The adoption and application of AI will also become integral to addressing environmental and social concerns, with the potential for the technology to revolutionise global listed infrastructure by facilitating the development of smart grids and improving water resource management through machine-learning algorithms and real-time data analysis.
How to invest under the five key themes
“A well-diversified portfolio with an appropriate level of growth exposure is the most prudent approach,” says Adsetts. “Currently, cash and shorter-duration fixed interest investments are providing good returns, especially in South Africa.”
However, as inflation and interest rates “roll over”, longer dated bonds will offer better return prospects. Momentum Investments expects “reasonable valuation underpins” in local equities and global equities.
“Multi-asset portfolios may see a higher allocation to commodities as a hedge against inflation and geopolitical risks, and may also increase exposure to equities that may benefit from a potential economic soft landing,” Phillips says.
He singles out unforeseen global economic downturns; unexpected inflation spikes; and sudden changes in interest rates as potential risks that investors should be cognisant of, and admits that continued geopolitical uncertainty could steer allocators of capital towards alternative markets and so-called non-correlated assets. Overall, 2024 investment decision making will be dominated by robust real yields and retreating inflation. “These dynamics, combined with forecasted interest rate cuts, render global bonds appealing,” Phillips notes.
Orford agrees:“The yield is much higher, so offshore bonds are more attractive; and we think the cyclical theme supports bonds over equities, too,” he says. In this context, OMIG has taken positions in global bonds, and in underweight equities, across its multi-asset fund universe.

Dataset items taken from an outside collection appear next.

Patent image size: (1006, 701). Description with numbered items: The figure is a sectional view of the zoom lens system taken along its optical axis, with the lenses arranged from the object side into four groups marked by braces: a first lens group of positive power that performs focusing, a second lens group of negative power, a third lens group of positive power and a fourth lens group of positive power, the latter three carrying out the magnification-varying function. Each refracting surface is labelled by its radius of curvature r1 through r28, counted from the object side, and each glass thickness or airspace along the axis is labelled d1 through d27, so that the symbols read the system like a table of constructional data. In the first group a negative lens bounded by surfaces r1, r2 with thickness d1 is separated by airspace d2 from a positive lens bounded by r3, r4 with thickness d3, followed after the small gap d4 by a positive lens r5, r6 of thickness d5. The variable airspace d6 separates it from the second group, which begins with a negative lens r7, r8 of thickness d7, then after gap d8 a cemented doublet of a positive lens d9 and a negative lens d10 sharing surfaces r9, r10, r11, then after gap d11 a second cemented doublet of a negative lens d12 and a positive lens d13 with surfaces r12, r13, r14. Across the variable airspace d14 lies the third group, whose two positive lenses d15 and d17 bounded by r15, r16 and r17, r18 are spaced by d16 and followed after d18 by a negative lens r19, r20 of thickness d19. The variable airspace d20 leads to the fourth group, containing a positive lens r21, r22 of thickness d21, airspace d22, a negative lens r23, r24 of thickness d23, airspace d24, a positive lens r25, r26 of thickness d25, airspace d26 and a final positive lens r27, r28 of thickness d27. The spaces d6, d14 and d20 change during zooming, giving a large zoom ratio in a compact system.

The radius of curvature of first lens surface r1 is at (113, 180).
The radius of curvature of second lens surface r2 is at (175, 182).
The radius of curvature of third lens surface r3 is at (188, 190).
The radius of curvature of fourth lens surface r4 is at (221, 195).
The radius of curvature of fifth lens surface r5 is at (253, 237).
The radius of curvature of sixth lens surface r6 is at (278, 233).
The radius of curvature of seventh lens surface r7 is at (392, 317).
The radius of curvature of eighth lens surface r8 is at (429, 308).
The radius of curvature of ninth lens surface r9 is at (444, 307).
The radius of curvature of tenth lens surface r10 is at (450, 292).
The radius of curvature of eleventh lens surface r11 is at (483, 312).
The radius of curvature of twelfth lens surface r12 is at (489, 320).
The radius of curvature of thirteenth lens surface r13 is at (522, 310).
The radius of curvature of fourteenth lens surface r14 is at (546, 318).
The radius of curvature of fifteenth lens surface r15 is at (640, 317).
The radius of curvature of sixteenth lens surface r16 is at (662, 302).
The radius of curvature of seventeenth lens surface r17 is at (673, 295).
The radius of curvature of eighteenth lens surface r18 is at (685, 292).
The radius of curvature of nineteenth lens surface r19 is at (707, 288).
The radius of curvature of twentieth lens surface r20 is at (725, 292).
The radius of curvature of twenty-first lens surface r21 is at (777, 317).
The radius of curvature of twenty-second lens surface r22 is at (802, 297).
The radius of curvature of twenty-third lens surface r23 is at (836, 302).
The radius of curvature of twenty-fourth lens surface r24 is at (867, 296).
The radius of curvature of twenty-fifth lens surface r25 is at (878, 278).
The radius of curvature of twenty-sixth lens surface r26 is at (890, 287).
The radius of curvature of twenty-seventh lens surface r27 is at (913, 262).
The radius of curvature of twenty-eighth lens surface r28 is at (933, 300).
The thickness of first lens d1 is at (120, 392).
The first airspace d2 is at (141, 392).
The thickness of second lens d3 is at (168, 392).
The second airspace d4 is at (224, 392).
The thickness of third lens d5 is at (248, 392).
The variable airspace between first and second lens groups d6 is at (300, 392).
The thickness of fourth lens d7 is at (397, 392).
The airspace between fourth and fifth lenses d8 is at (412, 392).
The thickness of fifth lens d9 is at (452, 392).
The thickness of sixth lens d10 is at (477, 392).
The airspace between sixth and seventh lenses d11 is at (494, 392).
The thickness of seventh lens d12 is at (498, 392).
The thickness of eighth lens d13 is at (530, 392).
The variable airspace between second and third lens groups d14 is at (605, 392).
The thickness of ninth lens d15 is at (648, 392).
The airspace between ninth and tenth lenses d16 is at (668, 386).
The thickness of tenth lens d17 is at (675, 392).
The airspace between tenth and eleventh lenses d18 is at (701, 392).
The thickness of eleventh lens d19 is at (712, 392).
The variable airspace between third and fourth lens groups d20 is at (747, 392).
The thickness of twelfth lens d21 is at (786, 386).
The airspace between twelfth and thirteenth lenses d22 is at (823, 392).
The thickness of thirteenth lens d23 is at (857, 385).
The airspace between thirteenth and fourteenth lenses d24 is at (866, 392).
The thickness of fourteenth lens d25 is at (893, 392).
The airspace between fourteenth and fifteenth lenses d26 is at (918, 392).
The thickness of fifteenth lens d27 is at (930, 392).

Gold is “somewhat attractive in a multi-polar world, where there is a lot more geopolitical risk”.
What about offshore versus onshore?
South African investors who obsess over their offshore versus onshore portfolio “mix” should take a balanced approach, and steer away from knee-jerk responses to investment themes and trends. “South Africa is so integrated into global markets that what happens globally will have a significant impact on local returns,” notes Adsetts. He adds that despite concerns about load-shedding and the looming 2024 National Elections, local assets remain well-priced, with local JSE-listed firms benefiting from a growth-oriented environment.
Sanlam Investments calls for a balanced, prudent approach to the offshore versus onshore debate, with a mix of onshore assets to capture local market growth and offshore investments to access international diversification and potentially higher growth markets.
“When it comes to South African assets, the strategy leans towards an overweight stance, expecting the rand to appreciate in a scenario where the global economy experiences a soft landing; conversely, foreign assets should be increased in the latter half of 2024, banking on the strength of the rand,” Phillips says.
Responding to 2024 investment themes
“It is always useful to consider trends, but you should not let them distract you from your long-term view,” warns Adsetts. He says the “secret sauce” to long-term investment success is to consider your investment goals and duration, and invest appropriately.
“The key message to investors should be to identify a plan and stick to it; the compounding power of staying invested, and the dividends and income that you plough back into your preferred investment vehicle, will put you in a much better position over time,” Orford concludes.